Bridgemageddon and the lost art of taking our time

The real mission for the next American president may be to persuade us that we can be Americans again. Not this easily-distracted, cynical, tuned-out, Balkanizing mob that hobbles along with an economy that hits 3 percent growth at the best of times, is growing acclimated to slogging along in a waste-deep bureaucratic morass, and endures a public discourse that alternates among the nasty, inane, and petty, punctuated by perpetual cycles of offensiveness and grievances of the offended. We deserve better than a government that falters and flails in the face of drug cartels and gang violence but that can come down like a ton of bricks on big sodas and incandescent light bulbs. The history of this nation was driven by those who overcame the siren call of acquiescence, the anti-rallying cry of, “What’s the use?”
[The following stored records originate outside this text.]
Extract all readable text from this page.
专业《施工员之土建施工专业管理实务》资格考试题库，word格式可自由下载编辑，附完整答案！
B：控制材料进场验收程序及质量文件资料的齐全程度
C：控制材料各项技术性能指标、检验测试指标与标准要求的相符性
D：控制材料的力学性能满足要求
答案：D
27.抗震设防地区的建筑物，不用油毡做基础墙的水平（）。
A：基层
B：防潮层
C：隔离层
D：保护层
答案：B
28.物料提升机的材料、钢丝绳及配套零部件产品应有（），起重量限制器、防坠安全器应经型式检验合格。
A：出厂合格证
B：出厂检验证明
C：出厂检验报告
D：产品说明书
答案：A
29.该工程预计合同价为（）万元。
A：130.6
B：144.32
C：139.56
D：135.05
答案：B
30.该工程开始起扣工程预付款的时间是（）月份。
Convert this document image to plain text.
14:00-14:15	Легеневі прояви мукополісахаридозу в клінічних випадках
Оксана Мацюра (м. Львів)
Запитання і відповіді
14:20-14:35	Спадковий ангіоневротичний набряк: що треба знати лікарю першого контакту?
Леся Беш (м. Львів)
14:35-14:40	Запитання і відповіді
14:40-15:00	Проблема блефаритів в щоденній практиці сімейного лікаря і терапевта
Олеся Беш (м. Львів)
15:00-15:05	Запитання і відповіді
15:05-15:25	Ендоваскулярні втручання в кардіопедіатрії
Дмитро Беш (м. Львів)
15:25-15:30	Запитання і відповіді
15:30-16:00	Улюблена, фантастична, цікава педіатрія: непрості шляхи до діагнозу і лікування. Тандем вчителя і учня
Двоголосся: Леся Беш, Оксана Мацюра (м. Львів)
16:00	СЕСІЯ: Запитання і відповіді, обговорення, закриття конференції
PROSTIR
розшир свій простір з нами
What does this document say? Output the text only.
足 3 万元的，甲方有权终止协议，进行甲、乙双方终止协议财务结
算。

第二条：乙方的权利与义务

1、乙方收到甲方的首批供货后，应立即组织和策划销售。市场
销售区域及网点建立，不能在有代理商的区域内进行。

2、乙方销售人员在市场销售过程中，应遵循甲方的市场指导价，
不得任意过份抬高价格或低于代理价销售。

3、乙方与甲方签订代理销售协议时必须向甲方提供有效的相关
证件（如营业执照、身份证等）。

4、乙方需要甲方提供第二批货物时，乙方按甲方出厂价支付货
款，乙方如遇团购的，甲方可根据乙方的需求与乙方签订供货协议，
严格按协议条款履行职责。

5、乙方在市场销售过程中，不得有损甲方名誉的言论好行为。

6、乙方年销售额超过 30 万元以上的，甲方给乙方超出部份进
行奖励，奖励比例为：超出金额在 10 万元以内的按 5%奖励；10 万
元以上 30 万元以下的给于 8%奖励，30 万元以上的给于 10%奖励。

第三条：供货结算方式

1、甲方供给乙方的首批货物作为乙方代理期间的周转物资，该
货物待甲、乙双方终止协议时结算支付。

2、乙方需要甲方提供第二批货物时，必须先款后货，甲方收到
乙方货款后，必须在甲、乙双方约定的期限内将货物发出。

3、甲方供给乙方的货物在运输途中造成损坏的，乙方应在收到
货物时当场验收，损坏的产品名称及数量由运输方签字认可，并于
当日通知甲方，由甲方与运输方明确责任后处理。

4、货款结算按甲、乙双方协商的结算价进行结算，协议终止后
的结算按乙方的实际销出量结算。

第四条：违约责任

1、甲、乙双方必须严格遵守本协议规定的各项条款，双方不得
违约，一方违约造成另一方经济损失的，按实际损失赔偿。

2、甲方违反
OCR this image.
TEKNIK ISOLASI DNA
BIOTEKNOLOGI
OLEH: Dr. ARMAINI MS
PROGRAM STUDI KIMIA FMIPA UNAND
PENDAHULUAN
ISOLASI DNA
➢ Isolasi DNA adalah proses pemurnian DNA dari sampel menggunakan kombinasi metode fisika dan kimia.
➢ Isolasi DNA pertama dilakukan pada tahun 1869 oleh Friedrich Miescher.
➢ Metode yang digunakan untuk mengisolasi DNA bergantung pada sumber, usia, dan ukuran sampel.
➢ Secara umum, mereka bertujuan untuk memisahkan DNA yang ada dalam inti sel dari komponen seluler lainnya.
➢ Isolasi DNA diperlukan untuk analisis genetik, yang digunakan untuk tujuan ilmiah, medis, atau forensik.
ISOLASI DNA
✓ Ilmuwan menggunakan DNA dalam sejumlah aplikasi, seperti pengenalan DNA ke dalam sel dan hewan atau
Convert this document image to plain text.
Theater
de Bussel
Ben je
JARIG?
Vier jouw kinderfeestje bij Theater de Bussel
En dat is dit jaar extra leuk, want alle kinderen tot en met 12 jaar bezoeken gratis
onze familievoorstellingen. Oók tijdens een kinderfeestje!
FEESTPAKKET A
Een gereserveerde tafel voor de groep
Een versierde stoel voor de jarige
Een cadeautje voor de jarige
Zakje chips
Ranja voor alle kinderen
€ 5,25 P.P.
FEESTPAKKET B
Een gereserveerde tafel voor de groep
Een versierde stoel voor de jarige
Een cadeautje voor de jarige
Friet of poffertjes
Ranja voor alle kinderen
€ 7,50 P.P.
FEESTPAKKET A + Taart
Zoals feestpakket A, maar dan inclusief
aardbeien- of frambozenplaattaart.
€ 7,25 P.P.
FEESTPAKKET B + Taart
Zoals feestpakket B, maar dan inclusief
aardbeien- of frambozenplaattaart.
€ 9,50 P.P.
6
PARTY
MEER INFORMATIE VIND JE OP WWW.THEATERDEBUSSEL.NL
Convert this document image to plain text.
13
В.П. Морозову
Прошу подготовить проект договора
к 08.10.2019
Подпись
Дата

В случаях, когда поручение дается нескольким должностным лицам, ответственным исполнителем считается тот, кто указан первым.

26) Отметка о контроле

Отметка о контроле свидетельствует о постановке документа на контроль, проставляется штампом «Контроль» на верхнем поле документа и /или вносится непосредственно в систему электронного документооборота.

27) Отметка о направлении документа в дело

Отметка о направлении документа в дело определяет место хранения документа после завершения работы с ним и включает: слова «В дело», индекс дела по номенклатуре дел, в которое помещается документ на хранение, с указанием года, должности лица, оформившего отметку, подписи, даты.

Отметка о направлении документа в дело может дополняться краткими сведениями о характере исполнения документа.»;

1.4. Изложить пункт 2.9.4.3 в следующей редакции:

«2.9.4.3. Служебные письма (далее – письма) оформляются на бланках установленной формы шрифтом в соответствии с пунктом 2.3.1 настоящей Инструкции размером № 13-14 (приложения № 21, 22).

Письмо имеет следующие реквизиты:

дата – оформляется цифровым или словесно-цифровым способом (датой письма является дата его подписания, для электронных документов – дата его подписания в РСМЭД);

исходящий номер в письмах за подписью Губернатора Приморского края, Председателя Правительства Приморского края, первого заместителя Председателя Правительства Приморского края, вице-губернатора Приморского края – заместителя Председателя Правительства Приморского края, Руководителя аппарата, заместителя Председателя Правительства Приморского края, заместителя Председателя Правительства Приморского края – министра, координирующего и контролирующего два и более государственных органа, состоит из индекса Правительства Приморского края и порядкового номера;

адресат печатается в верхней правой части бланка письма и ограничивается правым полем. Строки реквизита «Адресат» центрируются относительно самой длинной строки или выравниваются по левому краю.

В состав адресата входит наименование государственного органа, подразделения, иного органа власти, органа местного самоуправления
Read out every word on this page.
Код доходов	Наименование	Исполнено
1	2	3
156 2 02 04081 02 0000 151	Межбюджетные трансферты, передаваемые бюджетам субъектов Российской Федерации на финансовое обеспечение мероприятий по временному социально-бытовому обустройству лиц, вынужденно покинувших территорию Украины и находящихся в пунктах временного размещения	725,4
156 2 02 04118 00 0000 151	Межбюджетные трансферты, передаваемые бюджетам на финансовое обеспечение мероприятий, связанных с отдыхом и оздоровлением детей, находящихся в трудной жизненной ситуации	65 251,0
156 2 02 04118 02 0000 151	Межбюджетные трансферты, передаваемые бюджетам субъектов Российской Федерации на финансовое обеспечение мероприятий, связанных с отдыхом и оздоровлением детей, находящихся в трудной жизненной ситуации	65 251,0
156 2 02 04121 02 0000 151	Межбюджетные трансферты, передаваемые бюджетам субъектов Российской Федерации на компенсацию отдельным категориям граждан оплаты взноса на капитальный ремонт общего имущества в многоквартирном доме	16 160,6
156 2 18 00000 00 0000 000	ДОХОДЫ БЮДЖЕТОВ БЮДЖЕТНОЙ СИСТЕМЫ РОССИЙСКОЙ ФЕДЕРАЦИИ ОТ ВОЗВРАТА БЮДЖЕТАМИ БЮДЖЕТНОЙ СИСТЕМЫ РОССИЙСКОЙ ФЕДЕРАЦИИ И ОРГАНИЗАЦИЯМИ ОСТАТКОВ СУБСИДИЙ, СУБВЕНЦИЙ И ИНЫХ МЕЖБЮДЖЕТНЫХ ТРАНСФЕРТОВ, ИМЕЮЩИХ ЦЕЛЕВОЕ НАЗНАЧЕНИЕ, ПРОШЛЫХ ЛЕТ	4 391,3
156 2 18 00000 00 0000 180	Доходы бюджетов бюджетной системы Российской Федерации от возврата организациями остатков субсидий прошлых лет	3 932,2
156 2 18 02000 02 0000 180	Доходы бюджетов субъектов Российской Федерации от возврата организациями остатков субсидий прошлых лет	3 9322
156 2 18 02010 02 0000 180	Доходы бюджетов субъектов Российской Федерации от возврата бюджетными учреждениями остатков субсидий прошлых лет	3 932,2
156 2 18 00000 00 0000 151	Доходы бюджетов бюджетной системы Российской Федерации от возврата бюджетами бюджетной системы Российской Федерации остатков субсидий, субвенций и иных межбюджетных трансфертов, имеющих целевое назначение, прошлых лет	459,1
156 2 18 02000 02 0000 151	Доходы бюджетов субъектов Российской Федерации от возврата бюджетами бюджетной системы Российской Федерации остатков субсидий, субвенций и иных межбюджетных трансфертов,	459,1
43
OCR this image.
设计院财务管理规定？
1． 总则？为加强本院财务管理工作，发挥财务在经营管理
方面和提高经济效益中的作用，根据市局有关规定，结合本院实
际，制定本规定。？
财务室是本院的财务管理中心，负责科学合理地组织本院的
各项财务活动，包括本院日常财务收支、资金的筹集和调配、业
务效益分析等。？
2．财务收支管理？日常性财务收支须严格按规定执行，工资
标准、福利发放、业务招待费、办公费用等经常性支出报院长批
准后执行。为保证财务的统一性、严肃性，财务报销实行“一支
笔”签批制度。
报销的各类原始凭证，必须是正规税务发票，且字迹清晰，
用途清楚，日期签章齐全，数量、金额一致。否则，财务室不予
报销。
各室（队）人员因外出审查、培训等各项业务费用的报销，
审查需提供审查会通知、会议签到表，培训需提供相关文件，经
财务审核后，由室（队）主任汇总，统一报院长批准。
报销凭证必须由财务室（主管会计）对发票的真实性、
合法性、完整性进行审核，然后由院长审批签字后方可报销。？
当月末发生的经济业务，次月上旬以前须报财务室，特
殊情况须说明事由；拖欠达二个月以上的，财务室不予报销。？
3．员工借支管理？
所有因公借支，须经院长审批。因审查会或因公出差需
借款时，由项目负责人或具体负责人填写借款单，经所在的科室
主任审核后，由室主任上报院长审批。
Humans are hope-fueled creatures. Anybody who gets up out of bed with a spring in his step does so because he’s got some hope that the next day might be better than the last. Obama’s 2008 campaign tapped into this with remarkable power (and an enthusiastically helpful press). But then again, so did the Tea Party, in its own way. Entrepreneurs, pro athletes – everybody starts by “envisioning a compelling future,” as Tony Robbins, Oprah, and all the lifestyle coaches put it. Hell, even jihadists think that someday they’re going to reinstate the Caliphate and everybody on the planet will think the way they do or be dead.